Ninth Circuit: Copyright Holders Must Consider Fair Use Before Sending DMCA Takedown Notices
The Ninth Circuit held last week in Lenz v. Universal Music Corp. (the “dancing baby” case) that a copyright holder must consider fair use before sending a takedown notice under the Digital Millennium Copyright Act (DMCA). Without first considering fair use, the copyright holder cannot have formed the required subjective good faith belief that the use was infringing.
Stephanie Lenz and the Electronic Frontier Foundation sued Universal Music Group in 2007 after Universal sent Lenz a takedown notice for a 29-second video she posted to YouTube of her son dancing to Prince’s “Let’s Go Crazy.” Lenz claimed the video was fair use and brought suit against Universal under Section 512(f) of the DMCA for knowingly misrepresenting in its takedown notice that her use was infringing. The district court denied cross motions for summary judgment.

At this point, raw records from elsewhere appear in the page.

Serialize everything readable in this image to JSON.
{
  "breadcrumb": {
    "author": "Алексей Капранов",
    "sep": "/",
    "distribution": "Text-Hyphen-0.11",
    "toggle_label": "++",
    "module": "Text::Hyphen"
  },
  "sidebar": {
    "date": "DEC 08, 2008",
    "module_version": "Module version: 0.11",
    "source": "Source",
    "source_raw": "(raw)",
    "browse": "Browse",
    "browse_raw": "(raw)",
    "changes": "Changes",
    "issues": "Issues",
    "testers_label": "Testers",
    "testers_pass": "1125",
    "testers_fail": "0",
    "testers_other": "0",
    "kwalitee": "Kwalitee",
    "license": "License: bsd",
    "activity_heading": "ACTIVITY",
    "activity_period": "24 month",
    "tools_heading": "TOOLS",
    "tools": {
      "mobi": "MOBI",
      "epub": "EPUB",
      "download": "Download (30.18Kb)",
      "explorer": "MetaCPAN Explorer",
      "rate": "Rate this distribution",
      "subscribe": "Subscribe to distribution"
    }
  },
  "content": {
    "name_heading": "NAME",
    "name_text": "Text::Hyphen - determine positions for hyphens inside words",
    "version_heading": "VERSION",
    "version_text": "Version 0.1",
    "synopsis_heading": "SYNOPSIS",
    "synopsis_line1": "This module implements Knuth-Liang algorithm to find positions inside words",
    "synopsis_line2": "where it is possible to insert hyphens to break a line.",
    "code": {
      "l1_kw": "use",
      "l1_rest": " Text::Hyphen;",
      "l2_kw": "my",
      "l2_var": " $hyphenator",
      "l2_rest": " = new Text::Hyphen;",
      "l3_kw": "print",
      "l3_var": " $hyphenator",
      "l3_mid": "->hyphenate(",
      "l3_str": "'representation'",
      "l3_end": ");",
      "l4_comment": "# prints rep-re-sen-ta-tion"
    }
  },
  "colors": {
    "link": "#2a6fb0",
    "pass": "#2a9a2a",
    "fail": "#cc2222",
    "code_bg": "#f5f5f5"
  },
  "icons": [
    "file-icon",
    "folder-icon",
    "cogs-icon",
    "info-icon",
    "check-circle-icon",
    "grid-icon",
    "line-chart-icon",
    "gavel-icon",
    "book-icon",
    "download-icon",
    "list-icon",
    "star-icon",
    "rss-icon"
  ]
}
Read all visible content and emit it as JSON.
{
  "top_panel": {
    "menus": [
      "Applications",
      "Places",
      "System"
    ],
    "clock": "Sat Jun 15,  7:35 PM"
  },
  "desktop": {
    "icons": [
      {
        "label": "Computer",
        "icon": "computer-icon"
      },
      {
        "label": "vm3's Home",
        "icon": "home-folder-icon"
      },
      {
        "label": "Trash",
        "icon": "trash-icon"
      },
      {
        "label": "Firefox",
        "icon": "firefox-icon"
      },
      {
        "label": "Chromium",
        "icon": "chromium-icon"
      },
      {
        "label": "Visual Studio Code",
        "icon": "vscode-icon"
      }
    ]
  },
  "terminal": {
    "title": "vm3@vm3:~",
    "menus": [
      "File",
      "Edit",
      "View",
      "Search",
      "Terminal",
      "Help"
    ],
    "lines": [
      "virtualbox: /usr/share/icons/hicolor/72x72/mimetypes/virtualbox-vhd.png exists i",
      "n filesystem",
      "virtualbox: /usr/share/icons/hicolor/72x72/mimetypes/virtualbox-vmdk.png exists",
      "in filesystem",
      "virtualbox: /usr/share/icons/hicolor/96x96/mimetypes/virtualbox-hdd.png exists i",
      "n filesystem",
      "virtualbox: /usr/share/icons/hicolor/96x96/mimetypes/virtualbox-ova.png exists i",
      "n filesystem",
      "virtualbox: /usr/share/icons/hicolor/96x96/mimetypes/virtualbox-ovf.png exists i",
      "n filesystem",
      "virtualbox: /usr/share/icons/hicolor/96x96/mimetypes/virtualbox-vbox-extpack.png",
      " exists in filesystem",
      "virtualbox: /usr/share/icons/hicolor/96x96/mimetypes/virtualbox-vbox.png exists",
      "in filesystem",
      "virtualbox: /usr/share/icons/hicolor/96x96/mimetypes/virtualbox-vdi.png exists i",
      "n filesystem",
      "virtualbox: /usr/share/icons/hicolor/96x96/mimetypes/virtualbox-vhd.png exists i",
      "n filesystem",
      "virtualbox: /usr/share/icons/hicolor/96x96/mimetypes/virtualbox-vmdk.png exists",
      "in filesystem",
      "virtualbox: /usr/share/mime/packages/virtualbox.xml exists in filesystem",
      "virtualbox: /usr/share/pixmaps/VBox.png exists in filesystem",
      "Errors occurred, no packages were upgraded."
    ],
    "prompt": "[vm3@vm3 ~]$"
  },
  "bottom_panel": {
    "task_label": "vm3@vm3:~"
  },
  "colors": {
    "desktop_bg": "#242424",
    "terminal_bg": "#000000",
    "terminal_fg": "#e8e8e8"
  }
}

Affirming, the Ninth Circuit held that copyright holders have a duty to consider in good faith, before sending a takedown notice, whether material alleged to be infringing constitutes fair use. Section 512(f) imposes liability on persons who knowingly materially misrepresent that content is infringing, and a copyright owner who does not consider fair use cannot have formed a good faith belief of infringement. The court explained, “if a copyright holder ignores or neglects our unequivocal holding that it must consider fair use before sending a takedown notification, it is liable for damages under § 512(f).” To “consider” fair use, the copyright holder need only form a subjective good faith belief; the court is “in no position to dispute the copyright holder’s belief even if [the court] would have reached the opposite conclusion.”
Compliance with this obligation does not require the copyright holder’s assessment of fair use to be “searching or intensive.” Mindful of the “pressing crush of voluminous infringing content that copyright holders face in a digital age,” the court noted that the use of computer algorithms appears to be a “valid and good faith middle ground for processing a plethora of content while still meeting the DMCA’s requirements.” But Universal did not argue that it had used any computer algorithm, so the court did not definitively rule on this issue, saving it for a later date.
Finally, the Ninth Circuit held that Lenz could seek nominal damages under her Section 512(f) misrepresentation claim. The scope of her recoverable damages, costs, and attorneys’ fees are left for the jury to decide.